A conspiracy  is a noble intent which needs to take ugly but necessary steps out of the public eye. Most people don’t act with pure malice. Most people shield themselves from truth and act true to themselves. So bankers can justify their huge bonuses and their immoral actions against humanity. Politicians can justify their corruption and society as a whole can give an almighty shrug.

When our authorities decide to arrest a trouble maker we don’t think of it as a conspiracy unless we are in some way with the trouble maker. We think the authorities are doing what they are supposed to. So when the priests and scribes plot Jesus downfall they’re merely trying to neutralise a possible terrorist. Unless of course you’re on the other side and see it as an extreme injustice.

Jesus on the other hand seems to lead a counter conspiracy. One that would reveal human conspiracy as pitiful attempts to hold on to power and reveal the naked broken God who takes on the fury of conspiracy and suffers with its victims.

Lent 37 : Quick Breaths

Everyone’s excited. The corrupt government will be overthrown. There’s a new leader in town. Yet everyone’s uneasy. Even this great leader shows unease. How will all this end? There’s a strange feeling that this Jesus is going to do something none of us want. A deep breath could help. But God’s breath seems to be present only in snatches. We’ll take what we can.

Lent 36 : Other Ways

This is a piece which uses a 12 tone row. For those of you unfamiliar with this it is a composition technique that ensures that every tone available has to be played before it is used again within the music. So if one plays a C, it can be used again only after playing all the other notes. And the order in which the notes appear is repeated in this piece. Repititions of notes are allowed but only immediately. So we can play C C but not C E C.

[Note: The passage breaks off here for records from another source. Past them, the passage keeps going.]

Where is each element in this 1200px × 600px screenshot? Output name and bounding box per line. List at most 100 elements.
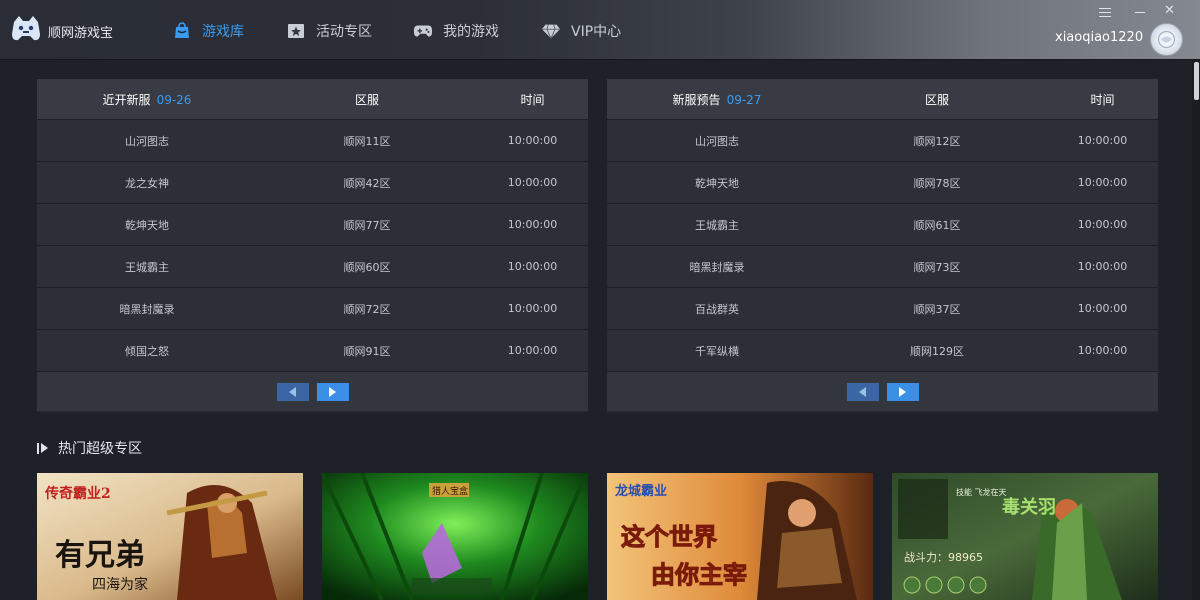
table-row[interactable]: 山河图志 顺网11区 10:00:00: [37, 119, 588, 161]
next-page-button[interactable]: [316, 382, 349, 401]
server-name: 顺网91区: [343, 344, 391, 358]
card-slogan: 毒关羽: [1002, 496, 1056, 518]
new-servers-panel: 近开新服 09-26 区服 时间 山河图志 顺网11区 10:00:00 龙之女神顺网…: [37, 79, 588, 412]
pagination: [37, 371, 588, 411]
pagination: [607, 371, 1158, 411]
table-header: 近开新服 09-26 区服 时间: [37, 79, 588, 119]
open-time: 10:00:00: [507, 260, 558, 273]
card-subslogan: 由你主宰: [651, 560, 747, 589]
upcoming-servers-panel: 新服预告 09-27 区服 时间 山河图志 顺网12区 10:00:00 乾坤天地 顺网…: [607, 79, 1158, 412]
open-time: 10:00:00: [507, 344, 558, 357]
menu-icon[interactable]: [1099, 8, 1111, 18]
nav-label: 活动专区: [316, 24, 372, 40]
card-subslogan: 四海为家: [92, 576, 148, 593]
server-name: 顺网73区: [913, 260, 961, 274]
game-banner-image: 龙城霸业 这个世界 由你主宰: [607, 473, 873, 600]
star-box-icon: [286, 21, 306, 41]
game-banner-image: 毒关羽 技能 飞龙在天 战斗力：98965: [892, 473, 1158, 600]
card-stat: 战斗力：98965: [904, 551, 983, 564]
avatar-emblem-icon: [1157, 30, 1176, 49]
play-marker-icon: [37, 442, 48, 454]
open-time: 10:00:00: [1077, 218, 1128, 231]
table-row[interactable]: 百战群英 顺网37区 10:00:00: [607, 287, 1158, 329]
server-name: 顺网72区: [343, 302, 391, 316]
open-time: 10:00:00: [507, 218, 558, 231]
server-name: 顺网42区: [343, 176, 391, 190]
game-name: 倾国之怒: [125, 344, 169, 358]
table-row[interactable]: 倾国之怒 顺网91区 10:00:00: [37, 329, 588, 371]
scrollbar-track[interactable]: [1192, 60, 1200, 600]
arrow-right-icon: [329, 386, 336, 397]
game-name: 百战群英: [695, 302, 739, 316]
game-name: 龙之女神: [125, 176, 169, 190]
nav-label: VIP中心: [571, 24, 622, 40]
next-page-button[interactable]: [886, 382, 919, 401]
game-name: 山河图志: [125, 134, 169, 148]
header-time: 时间: [1090, 92, 1115, 107]
open-time: 10:00:00: [1077, 344, 1128, 357]
table-row[interactable]: 王城霸主 顺网61区 10:00:00: [607, 203, 1158, 245]
game-card[interactable]: 毒关羽 技能 飞龙在天 战斗力：98965: [892, 473, 1158, 600]
arrow-left-icon: [289, 386, 296, 397]
nav-game-library[interactable]: 游戏库: [172, 18, 244, 44]
table-row[interactable]: 暗黑封魔录 顺网72区 10:00:00: [37, 287, 588, 329]
game-name: 乾坤天地: [695, 176, 739, 190]
game-card[interactable]: 龙城霸业 这个世界 由你主宰: [607, 473, 873, 600]
header-title: 新服预告 09-27: [672, 92, 762, 107]
server-name: 顺网78区: [913, 176, 961, 190]
table-row[interactable]: 乾坤天地 顺网78区 10:00:00: [607, 161, 1158, 203]
prev-page-button[interactable]: [846, 382, 879, 401]
card-logo-text: 龙城霸业: [615, 483, 667, 499]
game-name: 千军纵横: [695, 344, 739, 358]
open-time: 10:00:00: [1077, 302, 1128, 315]
section-label: 热门超级专区: [58, 441, 142, 457]
open-time: 10:00:00: [1077, 176, 1128, 189]
game-name: 王城霸主: [695, 218, 739, 232]
nav-vip-center[interactable]: VIP中心: [541, 18, 621, 44]
table-row[interactable]: 乾坤天地 顺网77区 10:00:00: [37, 203, 588, 245]
table-row[interactable]: 王城霸主 顺网60区 10:00:00: [37, 245, 588, 287]
nav-label: 我的游戏: [443, 24, 499, 40]
minimize-icon[interactable]: [1135, 12, 1145, 13]
nav-my-games[interactable]: 我的游戏: [413, 18, 499, 44]
close-icon[interactable]: ✕: [1164, 4, 1175, 17]
table-row[interactable]: 山河图志 顺网12区 10:00:00: [607, 119, 1158, 161]
server-name: 顺网12区: [913, 134, 961, 148]
server-name: 顺网61区: [913, 218, 961, 232]
prev-page-button[interactable]: [276, 382, 309, 401]
game-name: 乾坤天地: [125, 218, 169, 232]
game-name: 暗黑封魔录: [119, 302, 175, 316]
username[interactable]: xiaoqiao1220: [1055, 30, 1143, 45]
game-banner-image: 猎人宝盒: [322, 473, 588, 600]
avatar[interactable]: [1150, 23, 1183, 56]
table-row[interactable]: 龙之女神 顺网42区 10:00:00: [37, 161, 588, 203]
header-date: 09-27: [726, 92, 762, 107]
nav-events[interactable]: 活动专区: [286, 18, 372, 44]
table-row[interactable]: 暗黑封魔录 顺网73区 10:00:00: [607, 245, 1158, 287]
game-banner-image: 传奇霸业2 有兄弟 四海为家: [37, 473, 303, 600]
open-time: 10:00:00: [507, 134, 558, 147]
bag-icon: [172, 21, 192, 41]
card-slogan: 这个世界: [621, 522, 717, 551]
server-name: 顺网60区: [343, 260, 391, 274]
arrow-left-icon: [859, 386, 866, 397]
scrollbar-thumb[interactable]: [1194, 62, 1199, 100]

I did this as part of a composition course I was doing last month. A lot of the music sounds discordant. But the point is where did our sense of harmony come from? Do we listen to music only in certain ways? It would seem that for most people music is primarily a call and response in an emotional sense. Emotion rules prime in how music is heard. Music is also a slave to the image. Play an atonal piece and people might say ‘sounds like a scary movie.’

The interesting thing is that these sounds existed before movies. So is there a way to listen to music more intellectually? Poetry faces a similar, opposing problem. We expect words to primarily give us information. So words aren’t often associated with emotion.

It is interesting how we box each art form into such strict categories. There are analogies here to how we practice our spirituality. Music is used emotionally, rather than intelligently. Visual art is used as background rather than foreground. Words are used as the sole purveyors of truth rather than acknowledging their slipperiness and using them more emotionally.

I want a sermon from an art piece. And our prayers in music. We’ll use words for notices and for where the toilets are.

Lent 35 : The Lord gives, the Lord takes

Into the last week!

This is a song idea of mine, which has been hanging around for a bit. I’ll maybe work on it properly after this project is over.  It explores Job’s reaction to the disasters surrounding him. He says the Lord gives and the Lord takes. Is this true belief or is this false piety? I wonder if this is just a conditioned response. Why else would he spend the rest of the book arguing with his friends about God?